The energy transformation Germany is pursuing at home also makes it a practical role model in the use of technologies that could help mitigate climate change around the world. “Germany can play an important part at international level if we demonstrate that climate change mitigation works in an industrialised country,” declared Barbara Hendricks.

Further reducing CO2 emissions

In the fight against climate change, the German government intends to close down coal-fired power plants too. “There is no alternative to scaling back our use of coal-fired power plants,” said Barbara Hendricks. This will have to take into account the difficult situation in which power utilities currently find themselves, as well as the job situation.

“We still have a choice between 2°C and 4°C depending on whether we now pursue good or bad climate policies,” said Otmar Edenhofer, Chief Economist of the Potsdam Institute for Climate Impact Research. “If we stop subsidising coal mining that would in itself go a long way to mitigating climate change.”

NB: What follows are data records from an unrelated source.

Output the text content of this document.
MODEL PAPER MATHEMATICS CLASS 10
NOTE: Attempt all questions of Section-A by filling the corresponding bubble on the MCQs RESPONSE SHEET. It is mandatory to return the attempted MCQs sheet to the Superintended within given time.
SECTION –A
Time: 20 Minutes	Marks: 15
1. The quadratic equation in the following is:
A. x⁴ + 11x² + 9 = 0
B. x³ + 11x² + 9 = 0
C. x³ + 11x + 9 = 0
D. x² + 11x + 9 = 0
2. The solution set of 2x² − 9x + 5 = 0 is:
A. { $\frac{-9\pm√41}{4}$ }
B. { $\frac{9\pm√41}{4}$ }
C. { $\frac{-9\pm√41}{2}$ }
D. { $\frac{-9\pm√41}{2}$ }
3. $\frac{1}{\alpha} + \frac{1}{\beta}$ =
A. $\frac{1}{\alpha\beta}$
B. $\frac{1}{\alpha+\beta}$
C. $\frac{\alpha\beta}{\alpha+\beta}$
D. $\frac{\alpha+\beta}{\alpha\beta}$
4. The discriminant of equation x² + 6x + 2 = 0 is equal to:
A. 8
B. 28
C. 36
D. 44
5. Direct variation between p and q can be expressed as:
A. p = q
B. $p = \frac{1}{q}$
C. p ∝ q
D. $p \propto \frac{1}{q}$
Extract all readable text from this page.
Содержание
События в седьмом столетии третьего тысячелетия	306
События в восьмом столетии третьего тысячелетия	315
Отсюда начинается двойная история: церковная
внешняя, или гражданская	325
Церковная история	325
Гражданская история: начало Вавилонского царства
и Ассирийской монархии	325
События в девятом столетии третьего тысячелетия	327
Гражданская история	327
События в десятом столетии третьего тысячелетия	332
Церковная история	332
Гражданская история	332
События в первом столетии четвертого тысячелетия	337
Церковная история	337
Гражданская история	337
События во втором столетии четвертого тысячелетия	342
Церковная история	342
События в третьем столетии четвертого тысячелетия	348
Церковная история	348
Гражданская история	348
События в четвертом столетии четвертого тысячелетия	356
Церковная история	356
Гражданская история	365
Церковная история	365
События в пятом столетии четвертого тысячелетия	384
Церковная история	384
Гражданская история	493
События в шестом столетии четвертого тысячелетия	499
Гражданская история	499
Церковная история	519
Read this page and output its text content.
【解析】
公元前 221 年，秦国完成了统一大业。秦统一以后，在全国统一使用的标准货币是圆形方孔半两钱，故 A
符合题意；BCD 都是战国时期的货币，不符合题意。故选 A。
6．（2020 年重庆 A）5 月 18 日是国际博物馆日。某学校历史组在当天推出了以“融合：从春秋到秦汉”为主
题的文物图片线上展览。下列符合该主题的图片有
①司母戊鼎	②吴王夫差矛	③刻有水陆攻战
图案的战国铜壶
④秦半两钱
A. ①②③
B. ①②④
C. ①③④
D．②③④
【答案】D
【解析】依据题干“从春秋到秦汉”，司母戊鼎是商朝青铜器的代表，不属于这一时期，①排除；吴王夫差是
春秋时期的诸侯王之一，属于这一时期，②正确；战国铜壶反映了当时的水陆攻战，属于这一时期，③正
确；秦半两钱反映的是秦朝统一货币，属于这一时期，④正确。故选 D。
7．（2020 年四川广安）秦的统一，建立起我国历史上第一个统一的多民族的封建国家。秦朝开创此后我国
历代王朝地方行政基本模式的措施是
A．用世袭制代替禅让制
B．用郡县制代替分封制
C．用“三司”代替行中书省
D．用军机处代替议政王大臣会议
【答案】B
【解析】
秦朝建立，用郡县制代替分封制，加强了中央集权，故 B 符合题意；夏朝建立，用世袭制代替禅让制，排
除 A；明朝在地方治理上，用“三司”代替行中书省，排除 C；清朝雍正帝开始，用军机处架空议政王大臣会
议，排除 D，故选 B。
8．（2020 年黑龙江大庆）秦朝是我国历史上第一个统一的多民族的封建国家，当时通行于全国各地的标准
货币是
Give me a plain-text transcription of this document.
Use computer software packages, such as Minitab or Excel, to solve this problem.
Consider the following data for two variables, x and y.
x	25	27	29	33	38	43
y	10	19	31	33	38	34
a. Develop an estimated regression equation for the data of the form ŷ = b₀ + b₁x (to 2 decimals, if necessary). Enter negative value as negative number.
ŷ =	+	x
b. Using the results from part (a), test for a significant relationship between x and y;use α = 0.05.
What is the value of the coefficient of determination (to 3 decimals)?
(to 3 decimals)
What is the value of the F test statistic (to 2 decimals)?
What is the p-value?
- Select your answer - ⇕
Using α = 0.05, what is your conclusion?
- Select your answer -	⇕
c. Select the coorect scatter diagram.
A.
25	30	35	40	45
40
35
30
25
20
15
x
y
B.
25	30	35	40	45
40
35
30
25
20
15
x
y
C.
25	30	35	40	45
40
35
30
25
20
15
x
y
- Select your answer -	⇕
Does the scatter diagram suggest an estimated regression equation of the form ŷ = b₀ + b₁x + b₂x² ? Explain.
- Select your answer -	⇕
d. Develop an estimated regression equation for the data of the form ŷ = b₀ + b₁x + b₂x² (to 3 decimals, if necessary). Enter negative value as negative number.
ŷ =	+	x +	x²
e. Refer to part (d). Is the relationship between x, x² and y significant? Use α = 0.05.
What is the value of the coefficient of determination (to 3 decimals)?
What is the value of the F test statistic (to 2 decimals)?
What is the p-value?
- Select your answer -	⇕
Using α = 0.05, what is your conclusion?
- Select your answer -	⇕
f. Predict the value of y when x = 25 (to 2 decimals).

By 2020 the German government aims to achieve its target of reducing CO2 emissions by 40 per cent as compared to 1990 levels. The measures adopted to date should bring about a reduction of about 33 per cent. Barbara Hendricks sees opportunities to cut more emissions in power generation and by overhauling buildings to improve energy efficiency.

Reforming emissions trading

Another important field for action is emissions trading. “The problem is that there are far too many emission reduction certificates on the market. The resulting prices provide no incentive to reduce emissions,” explained the Federal Environment Minister. She is working to have superfluous certificates removed from the market and placed in a reserve. “Emissions trading can then once again become an instrument in climate change mitigation,” she said.

“It is obvious that we also aim to reduce the burden on companies facing international competition, because shifting production abroad will not help the climate,” added the Minister.

The costs of climate change mitigation

“We must get moving as swiftly as possible,” said Rajendra Pachauri, Chairman of the IPCC, when he presented the IPCC’s Fifth Assessment Report in Copenhagen. The costs of not acting will be horrifically much higher than the costs of taking action, he added.

UN Secretary-General Ban Ki-moon stressed that the report debunks the myth that climate change mitigation is expensive. Indeed, it clearly demonstrates that a timely shift to alternative energy sources would be affordable. The costs of climate change mitigation would barely impact on economic growth. Given an estimated 1.6 to 3 per cent growth per annum, climate change mitigation would represent no more than 0.06 per cent.

Otmar Edenhofer explained, “We have a window of between twenty and thirty years within which climate change can be braked at an acceptable cost.” Barbara Hendricks does not intend to wait. She will be presenting an action programme on climate change mitigation for the period up to 2020 in December.